Alors que plus de la moitié des salariés LGBTQ+ cachent encore leur orientation ou identité sexuelle au bureau, de plus en plus d’entreprises prennent conscience de leur rôle en matière d’inclusion. A l’occasion du 17 mai, journée mondiale contre l’homophobie, Catherine Michaud du Réseau Pride de BNP Paribas explique pourquoi il est essentiel de discuter ouvertement de ces sujets à l’intérieur de son entreprise.

 

YML : De nombreuses entreprises évoquent les politiques dites « de diversité » ou « d’inclusion » dans lesquelles elles se sont engagées. Que recouvre cette notion ? Quel est la genèse de PRIDE chez BNP Paribas ? 
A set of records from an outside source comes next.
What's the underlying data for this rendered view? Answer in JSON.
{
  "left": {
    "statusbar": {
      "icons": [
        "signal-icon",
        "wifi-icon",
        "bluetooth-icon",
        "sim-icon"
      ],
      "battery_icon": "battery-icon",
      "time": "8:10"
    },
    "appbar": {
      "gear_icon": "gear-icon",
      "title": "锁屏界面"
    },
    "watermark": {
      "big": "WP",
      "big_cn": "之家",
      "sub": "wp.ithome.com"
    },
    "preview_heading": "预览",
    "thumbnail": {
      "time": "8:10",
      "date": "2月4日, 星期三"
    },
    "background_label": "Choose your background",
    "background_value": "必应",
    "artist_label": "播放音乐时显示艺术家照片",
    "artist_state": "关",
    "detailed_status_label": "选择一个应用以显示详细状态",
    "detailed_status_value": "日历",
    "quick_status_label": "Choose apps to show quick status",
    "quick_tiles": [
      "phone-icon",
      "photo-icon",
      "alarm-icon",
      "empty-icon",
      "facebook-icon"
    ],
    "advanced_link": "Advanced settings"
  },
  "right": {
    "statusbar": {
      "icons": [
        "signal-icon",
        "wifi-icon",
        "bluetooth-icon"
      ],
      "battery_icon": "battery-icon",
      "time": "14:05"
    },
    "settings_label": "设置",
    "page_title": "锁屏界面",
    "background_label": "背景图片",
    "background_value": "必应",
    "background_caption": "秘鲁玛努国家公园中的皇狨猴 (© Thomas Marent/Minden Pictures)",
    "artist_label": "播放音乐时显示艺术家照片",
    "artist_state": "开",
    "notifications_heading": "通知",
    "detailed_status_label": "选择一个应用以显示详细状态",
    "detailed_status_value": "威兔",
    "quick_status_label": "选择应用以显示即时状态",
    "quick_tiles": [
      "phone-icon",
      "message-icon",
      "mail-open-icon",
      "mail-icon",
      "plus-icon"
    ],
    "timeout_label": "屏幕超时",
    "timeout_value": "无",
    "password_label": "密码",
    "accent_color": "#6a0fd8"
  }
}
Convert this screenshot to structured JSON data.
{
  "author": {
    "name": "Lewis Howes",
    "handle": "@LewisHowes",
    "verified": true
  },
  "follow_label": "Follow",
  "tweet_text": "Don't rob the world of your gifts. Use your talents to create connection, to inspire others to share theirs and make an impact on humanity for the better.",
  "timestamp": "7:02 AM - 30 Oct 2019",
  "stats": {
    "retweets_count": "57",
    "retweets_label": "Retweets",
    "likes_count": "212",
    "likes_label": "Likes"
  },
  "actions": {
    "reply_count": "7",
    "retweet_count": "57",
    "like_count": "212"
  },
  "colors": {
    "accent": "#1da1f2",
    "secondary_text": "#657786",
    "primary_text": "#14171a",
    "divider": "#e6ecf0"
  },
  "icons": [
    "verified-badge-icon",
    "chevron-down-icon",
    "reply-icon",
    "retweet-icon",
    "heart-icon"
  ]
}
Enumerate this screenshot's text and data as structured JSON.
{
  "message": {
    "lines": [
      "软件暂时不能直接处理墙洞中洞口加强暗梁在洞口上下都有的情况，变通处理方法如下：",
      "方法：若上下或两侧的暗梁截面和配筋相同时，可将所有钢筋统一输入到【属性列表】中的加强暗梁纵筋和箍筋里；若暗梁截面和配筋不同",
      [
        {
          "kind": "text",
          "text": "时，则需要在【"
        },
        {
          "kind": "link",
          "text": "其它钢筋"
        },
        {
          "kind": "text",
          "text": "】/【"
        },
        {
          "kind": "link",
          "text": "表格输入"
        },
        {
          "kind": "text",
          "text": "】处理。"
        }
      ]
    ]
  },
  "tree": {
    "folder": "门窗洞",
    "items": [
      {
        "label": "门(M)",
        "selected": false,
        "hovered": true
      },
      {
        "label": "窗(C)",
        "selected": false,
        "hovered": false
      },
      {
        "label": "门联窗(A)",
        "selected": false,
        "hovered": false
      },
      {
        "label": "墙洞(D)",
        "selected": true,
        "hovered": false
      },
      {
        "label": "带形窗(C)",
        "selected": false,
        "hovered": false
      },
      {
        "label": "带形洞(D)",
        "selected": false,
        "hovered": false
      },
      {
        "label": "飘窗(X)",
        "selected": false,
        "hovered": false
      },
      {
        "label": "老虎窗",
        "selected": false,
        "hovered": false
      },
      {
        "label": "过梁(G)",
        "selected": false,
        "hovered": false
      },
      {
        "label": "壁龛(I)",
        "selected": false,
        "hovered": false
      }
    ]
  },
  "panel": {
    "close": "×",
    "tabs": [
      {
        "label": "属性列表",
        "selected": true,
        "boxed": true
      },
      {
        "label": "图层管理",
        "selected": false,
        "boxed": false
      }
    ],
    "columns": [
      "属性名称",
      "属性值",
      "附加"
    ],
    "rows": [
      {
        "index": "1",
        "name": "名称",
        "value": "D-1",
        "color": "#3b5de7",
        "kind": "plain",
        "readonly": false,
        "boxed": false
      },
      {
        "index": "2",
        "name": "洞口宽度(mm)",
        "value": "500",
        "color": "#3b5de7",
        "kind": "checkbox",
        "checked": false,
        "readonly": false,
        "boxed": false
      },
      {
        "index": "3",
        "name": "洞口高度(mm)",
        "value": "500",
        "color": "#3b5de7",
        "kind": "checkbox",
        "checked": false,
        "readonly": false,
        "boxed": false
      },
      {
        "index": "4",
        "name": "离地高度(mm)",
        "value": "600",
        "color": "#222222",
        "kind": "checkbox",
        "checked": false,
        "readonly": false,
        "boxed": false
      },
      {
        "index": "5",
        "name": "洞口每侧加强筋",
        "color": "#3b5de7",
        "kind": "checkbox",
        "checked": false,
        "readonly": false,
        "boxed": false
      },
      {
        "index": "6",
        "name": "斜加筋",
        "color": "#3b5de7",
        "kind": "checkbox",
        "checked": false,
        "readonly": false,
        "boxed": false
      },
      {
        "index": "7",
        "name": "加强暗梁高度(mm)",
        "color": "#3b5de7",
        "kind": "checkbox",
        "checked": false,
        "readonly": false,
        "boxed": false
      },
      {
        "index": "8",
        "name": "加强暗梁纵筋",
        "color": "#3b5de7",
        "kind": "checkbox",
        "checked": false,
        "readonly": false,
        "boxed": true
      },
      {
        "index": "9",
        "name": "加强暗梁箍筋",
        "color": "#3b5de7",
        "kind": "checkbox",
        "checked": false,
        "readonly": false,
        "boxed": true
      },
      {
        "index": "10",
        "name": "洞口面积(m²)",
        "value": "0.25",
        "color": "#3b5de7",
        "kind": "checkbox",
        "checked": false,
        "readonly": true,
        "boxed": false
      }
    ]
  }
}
Catherine Michaud : La promotion de la diversité et de l’inclusion repose sur le respect des différences de chaque collaborateur et collaboratrice à tous les niveaux de l’entreprise. La création BNP Paribas Pride France témoigne d’une volonté commune de l’entreprise et de collaboratrices et collaborateurs de créer un réseau qui œuvre concrètement sur les questions LGBT+.
L’engagement et le soutien sans faille de l’entreprise et de son Administrateur Directeur Général, Jean-Laurent Bonnafé, ont été fondamentaux dans le développement du réseau. Lors de la signature par BNP Paribas de la Charte d’engagement de l’Autre Cercle en 2015, qui marquait également le lancement du réseau Pride France, Jean-Laurent Bonnafé a notamment insisté sur le fait que l’homophobie et la transphobie n’ont pas leur place chez BNP Paribas.
Jusqu’en 2020, notre parrain était Yves Martrenchar, le précédent DRH de BNP Paribas. Aujourd’hui, Thierry Laborde – Directeur Général Adjoint – vient de lui succéder. Ces soutiens sont des marqueurs essentiels et importants d’engagement. Au moment du lancement du réseau, je suis la seule lesbienne au sein du Bureau et 5 ans plus tard nous sommes deux, je m’en réjouis ! Depuis presque trois ans nous initions des événements axés femmes et lesbiennes, comme par exemple à l’occasion du 8 mars autour de Diane Prost et de son spectacle « la folle et inconvenante histoire des femmes ».

 

YML : Quand on regarde les enquêtes récentes, beaucoup de salariés sont prêts à mentir sur leur orientation sexuelle. Comment comprendre ce malaise ? Est-ce différent de parler avec ses collègues de son week-end quand on est dans un couple du même sexe ? 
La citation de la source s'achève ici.